Especially because of natural selection. Selection will not allow random non-beneficial steps to accumulate towards a future benefit.
That is just false.
There's nothing in natural selection that pushes towards eliminating neutral mutations.
Why do you think are they called "neutral"? Neutral in context of what? Could it perhaps be selection pressures / fitness? Hmm?
Irrelevant, such mutations are neither new functions nor new genes and will never be.
Those mutations are mostly neutral mutations that potentially play a part in future phenotype changes in combination with other mutations.
You should read up a bit.
And also, it's moving the goalpost. I was responding to your silly claim that there is "no mechanism" that keeps neutral mutations present in the genepool.
Reproduction, does exactly that.
You fail to understand that the new function is the end product of numerous constituents that are not functional.
I understand that very well. The failings to understand seems to be entirely on your end.
If these constituents are not allowed (selection should eliminate it), the function is not possible.
Again, this is the root of your mistake.
You think selection will actively try and eliminate neutral mutations. This is simply not true.
They are NEUTRAL. Meaning that they don't affect selection processes at all. They are not subject to selection pressures in any sense.
Whatever selection does with the dna these mutations are on, will depend on
other factors, as the mutations themselves are neutral
Do you mean that mutations are harmful only 99.9% of the time?
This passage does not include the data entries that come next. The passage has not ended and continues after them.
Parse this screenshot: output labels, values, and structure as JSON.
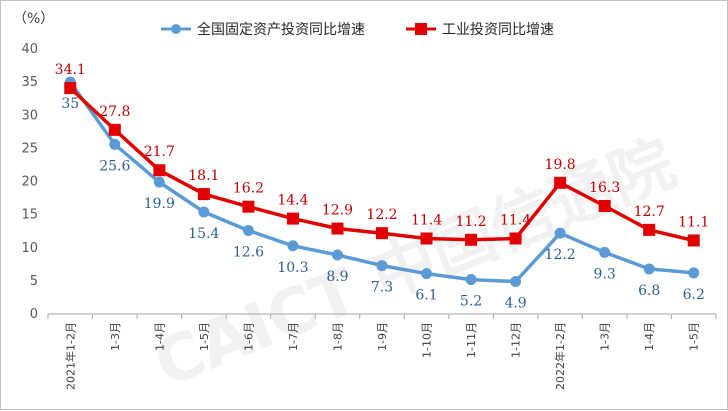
{
  "chart_data": {
    "type": "line",
    "unit_label": "（%）",
    "categories": [
      "2021年1-2月",
      "1-3月",
      "1-4月",
      "1-5月",
      "1-6月",
      "1-7月",
      "1-8月",
      "1-9月",
      "1-10月",
      "1-11月",
      "1-12月",
      "2022年1-2月",
      "1-3月",
      "1-4月",
      "1-5月"
    ],
    "ylim": [
      0,
      40
    ],
    "yticks": [
      0,
      5,
      10,
      15,
      20,
      25,
      30,
      35,
      40
    ],
    "grid": false,
    "legend_position": "top",
    "series": [
      {
        "name": "全国固定资产投资同比增速",
        "color": "#5b9bd5",
        "marker": "circle",
        "values": [
          35,
          25.6,
          19.9,
          15.4,
          12.6,
          10.3,
          8.9,
          7.3,
          6.1,
          5.2,
          4.9,
          12.2,
          9.3,
          6.8,
          6.2
        ]
      },
      {
        "name": "工业投资同比增速",
        "color": "#e00000",
        "marker": "square",
        "values": [
          34.1,
          27.8,
          21.7,
          18.1,
          16.2,
          14.4,
          12.9,
          12.2,
          11.4,
          11.2,
          11.4,
          19.8,
          16.3,
          12.7,
          11.1
        ]
      }
    ],
    "watermark": "CAICT 中国信通院"
  }
}
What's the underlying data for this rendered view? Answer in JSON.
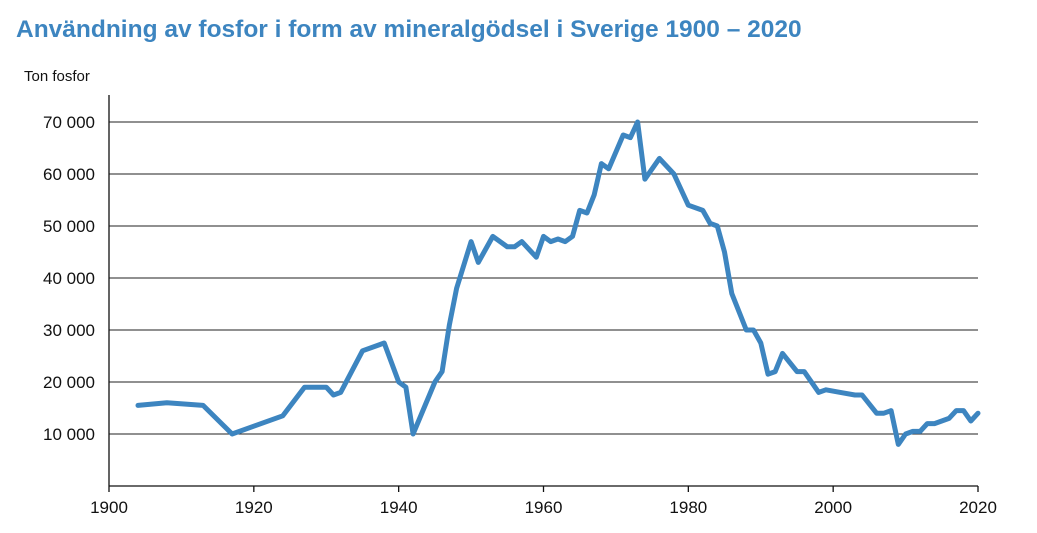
{
  "chart_data": {
    "type": "line",
    "title": "Användning av fosfor i form av mineralgödsel i Sverige 1900 – 2020",
    "ylabel": "Ton fosfor",
    "xlabel": "",
    "xlim": [
      1900,
      2020
    ],
    "ylim": [
      0,
      75000
    ],
    "grid": true,
    "x_ticks": [
      1900,
      1920,
      1940,
      1960,
      1980,
      2000,
      2020
    ],
    "x_tick_labels": [
      "1900",
      "1920",
      "1940",
      "1960",
      "1980",
      "2000",
      "2020"
    ],
    "y_ticks": [
      10000,
      20000,
      30000,
      40000,
      50000,
      60000,
      70000
    ],
    "y_tick_labels": [
      "10 000",
      "20 000",
      "30 000",
      "40 000",
      "50 000",
      "60 000",
      "70 000"
    ],
    "line_color": "#3d85c0",
    "series": [
      {
        "name": "Ton fosfor",
        "x": [
          1904,
          1908,
          1913,
          1917,
          1920,
          1924,
          1927,
          1930,
          1931,
          1932,
          1935,
          1938,
          1940,
          1941,
          1942,
          1945,
          1946,
          1947,
          1948,
          1950,
          1951,
          1953,
          1955,
          1956,
          1957,
          1959,
          1960,
          1961,
          1962,
          1963,
          1964,
          1965,
          1966,
          1967,
          1968,
          1969,
          1971,
          1972,
          1973,
          1974,
          1976,
          1978,
          1980,
          1982,
          1983,
          1984,
          1985,
          1986,
          1988,
          1989,
          1990,
          1991,
          1992,
          1993,
          1995,
          1996,
          1998,
          1999,
          2001,
          2003,
          2004,
          2006,
          2007,
          2008,
          2009,
          2010,
          2011,
          2012,
          2013,
          2014,
          2016,
          2017,
          2018,
          2019,
          2020
        ],
        "y": [
          15500,
          16000,
          15500,
          10000,
          11500,
          13500,
          19000,
          19000,
          17500,
          18000,
          26000,
          27500,
          20000,
          19000,
          10000,
          20000,
          22000,
          31000,
          38000,
          47000,
          43000,
          48000,
          46000,
          46000,
          47000,
          44000,
          48000,
          47000,
          47500,
          47000,
          48000,
          53000,
          52500,
          56000,
          62000,
          61000,
          67500,
          67000,
          70000,
          59000,
          63000,
          60000,
          54000,
          53000,
          50500,
          50000,
          45000,
          37000,
          30000,
          30000,
          27500,
          21500,
          22000,
          25500,
          22000,
          22000,
          18000,
          18500,
          18000,
          17500,
          17500,
          14000,
          14000,
          14500,
          8000,
          10000,
          10500,
          10500,
          12000,
          12000,
          13000,
          14500,
          14500,
          12500,
          14000
        ]
      }
    ]
  }
}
No, that seemed to be what you were implying.
The vast majority of mutations are in fact neutral.
But no, this not how it works. The problem is that you cannot understand the difference between DNA replication errors, i.e., random mutations and directed mutation, i.e., adaptation.
Your wording reveals your ignorance on the theory.
There's no such thing as "directed mutations = adaption" and "other mutations = errors".
Mutations are mutations. They are random with respect to fitness.
Some will be harmful, some will be beneficial, most will be neutral (ie: no effect on phenotype, which selection pressures act on)
Pathetic.
That is intelligent purposeful programming for a goal.
No, it's not. If it were, then the picture would be final in generation 1.
What that is, is a (simplistic) genetic algorithm.
The "goal" of mona lisa is just the defining of selection pressures.
The end result is achieved by starting with a random string of coordinates and colors for max 50 polygons, which is randomly mutated slightly every generation. Top performers (= those matching the selection criteria best) then get to reproduce.
That's exactly what evolution does.
This is exactly what you claimed can't happen with your "the blind can't create mona lisa".
Off course, that claims also hides a bit of a strawman, since evolution isn't exactly "blind"....
Selection pressures acts like a filter which inevitably leads to ever-more optimalization.
You're not interested in learning, are you?